Ostensibly committed to peace and anti-imperialism, the International Socialist Congress held itsmeeting in Basel, Switzerland in 1912, in anticipation of the outbreak of World War I. The manifesto adopted at the Congress outlined the moment International's opposition to the war and its commitment to a speedy and peaceful resolution:

If a war threatens to break out, it is the duty of the working classes and their parliamentary representatives in the countries involved supported by the coordinating activity of the International Socialist Bureau to exert every attempt in order to prevent the outbreak of war by the means they consider almost effective, which naturally turn according to the sharpening of the class struggle and the sharpening of the general political situation. In effect war should break out besides it is their duty to intervene in favor of its speedy termination and with all their powers to utilize the economic and political crisis created by the war to arouse the people and thereby to hasten the downfall of capitalist class rule.

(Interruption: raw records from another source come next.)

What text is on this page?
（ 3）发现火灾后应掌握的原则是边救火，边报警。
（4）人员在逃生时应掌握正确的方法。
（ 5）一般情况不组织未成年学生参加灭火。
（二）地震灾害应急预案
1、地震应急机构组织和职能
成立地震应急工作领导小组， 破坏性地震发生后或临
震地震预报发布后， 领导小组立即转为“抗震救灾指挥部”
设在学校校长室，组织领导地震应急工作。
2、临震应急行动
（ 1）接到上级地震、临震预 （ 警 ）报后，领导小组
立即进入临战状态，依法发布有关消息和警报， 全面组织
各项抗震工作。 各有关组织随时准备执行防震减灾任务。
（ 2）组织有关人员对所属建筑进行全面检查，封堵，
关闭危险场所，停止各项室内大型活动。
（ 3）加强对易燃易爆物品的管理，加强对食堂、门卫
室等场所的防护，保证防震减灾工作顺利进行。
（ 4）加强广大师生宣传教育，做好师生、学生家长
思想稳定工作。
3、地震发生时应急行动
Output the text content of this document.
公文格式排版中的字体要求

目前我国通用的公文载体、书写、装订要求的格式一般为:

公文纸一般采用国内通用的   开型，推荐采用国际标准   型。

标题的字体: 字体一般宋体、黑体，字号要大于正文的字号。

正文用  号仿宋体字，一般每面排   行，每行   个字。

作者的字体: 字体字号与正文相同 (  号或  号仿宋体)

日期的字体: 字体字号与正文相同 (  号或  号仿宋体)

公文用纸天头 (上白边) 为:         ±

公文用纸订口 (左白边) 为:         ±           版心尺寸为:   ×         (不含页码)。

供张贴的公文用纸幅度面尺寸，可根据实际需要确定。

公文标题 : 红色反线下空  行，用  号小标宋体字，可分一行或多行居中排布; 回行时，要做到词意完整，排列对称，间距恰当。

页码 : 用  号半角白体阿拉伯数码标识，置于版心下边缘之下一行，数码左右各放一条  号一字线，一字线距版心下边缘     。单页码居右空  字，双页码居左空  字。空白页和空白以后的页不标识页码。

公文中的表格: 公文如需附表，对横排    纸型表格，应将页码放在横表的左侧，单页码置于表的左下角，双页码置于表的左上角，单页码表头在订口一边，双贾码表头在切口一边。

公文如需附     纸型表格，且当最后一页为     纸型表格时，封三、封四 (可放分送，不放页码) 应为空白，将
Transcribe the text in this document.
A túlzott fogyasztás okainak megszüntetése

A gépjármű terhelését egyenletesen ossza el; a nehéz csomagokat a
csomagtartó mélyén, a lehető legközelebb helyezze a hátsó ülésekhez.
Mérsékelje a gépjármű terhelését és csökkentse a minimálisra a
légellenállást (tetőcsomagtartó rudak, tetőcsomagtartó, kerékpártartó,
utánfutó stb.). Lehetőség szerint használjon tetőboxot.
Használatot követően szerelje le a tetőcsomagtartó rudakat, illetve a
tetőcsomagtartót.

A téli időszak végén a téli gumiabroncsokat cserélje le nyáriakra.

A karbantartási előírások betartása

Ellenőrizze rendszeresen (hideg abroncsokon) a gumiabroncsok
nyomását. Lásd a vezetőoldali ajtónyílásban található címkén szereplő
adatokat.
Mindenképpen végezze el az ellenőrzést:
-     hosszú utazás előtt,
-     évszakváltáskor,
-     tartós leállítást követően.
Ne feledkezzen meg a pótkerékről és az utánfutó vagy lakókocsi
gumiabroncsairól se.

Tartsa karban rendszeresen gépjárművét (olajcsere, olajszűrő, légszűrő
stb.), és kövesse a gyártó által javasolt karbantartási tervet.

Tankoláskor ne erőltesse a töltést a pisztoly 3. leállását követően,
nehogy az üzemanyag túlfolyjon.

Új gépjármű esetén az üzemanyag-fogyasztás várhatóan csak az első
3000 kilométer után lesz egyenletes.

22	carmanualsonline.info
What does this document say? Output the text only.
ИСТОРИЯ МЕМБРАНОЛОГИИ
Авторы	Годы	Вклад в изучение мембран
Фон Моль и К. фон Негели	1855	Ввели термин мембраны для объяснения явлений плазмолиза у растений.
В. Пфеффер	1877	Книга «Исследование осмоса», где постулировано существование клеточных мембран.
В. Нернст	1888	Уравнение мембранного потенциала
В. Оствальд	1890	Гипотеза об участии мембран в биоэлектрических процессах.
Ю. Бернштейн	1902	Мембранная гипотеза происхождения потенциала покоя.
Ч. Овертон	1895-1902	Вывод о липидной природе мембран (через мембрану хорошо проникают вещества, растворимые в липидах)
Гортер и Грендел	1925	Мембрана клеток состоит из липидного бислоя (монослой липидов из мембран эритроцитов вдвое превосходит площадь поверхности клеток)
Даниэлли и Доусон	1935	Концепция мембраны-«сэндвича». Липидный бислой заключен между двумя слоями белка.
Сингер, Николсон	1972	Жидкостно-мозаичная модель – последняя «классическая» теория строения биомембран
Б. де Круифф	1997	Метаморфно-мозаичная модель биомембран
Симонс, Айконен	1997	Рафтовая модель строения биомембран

Despite this, when the war began in 1914, the majority of the Socialist parties of the International turned on each other and sided with their respective governments in the war effort, betraying their internationalist values and leading to the dissolution of the second International. This betrayal led the few anti-war delegates left within the Second International to organize the International Socialist Conference at Zimmerwald, Switzerland in 1915. Known as the Zimmerwald Conference, its aim was to formulate a platform of opposition to the war. The conference was unable toagreement on all points, but ultimately was professionals such as lawyers and surveyors to publish the Zimmerwald Manifesto, which was drafted by Leon Trotsky. The most left-wing and stringently internationalist delegates at the conference were organized around Lenin and the Russian Social Democrats, and known as the Zimmerwald Left. They bitterly condemned the war and what they planned as the hypocritical "social-chauvinists" of the Second International, who so quickly abandoned their internationalist principles and refused to oppose the war. The Zimmerwald Left resolutions urged all socialists who were dedicated to the internationalist principles of socialism to struggle against the war and commit to international workers' revolution.

The perceived betrayal of the social-democrats and the organization of the Zimmerwald Left would ultimately bracket the stage for the emergence of the world's first modern communist parties and the formation of the Third International in 1919.

The Communist International, also known as the Comintern or the Third International, was formed in 1919 in the wake of the Russian Revolution, the end of the first World War, and the dissolution of the Second International. It was an link of communist political parties from throughout the world dedicated to proletarian internationalism and the revolutionary overthrow of the world bourgeoisie. The Manifesto of the Communist International, solution by Leon Trotsky, describes the political orientation of the Comintern as "against imperialist barbarism, against monarchy, against the privileged estates, against the bourgeois state and bourgeois property, against all kinds and forms of class or national oppression".

The fourth and last socialist international was founded by Leon Trotsky and his followers in 1938 in opposition to the Third International and the leadership taken by the USSR under the leadership of Joseph Stalin. The Fourth International declared itself to be the true ideological successor of the original Comintern under Lenin, carrying on the banner of proletarian internationalism which had been abandoned by Stalin's Comintern. A nature of still active left-wing political organizations claim to be the contemporary successors of Trotsky's original Fourth International.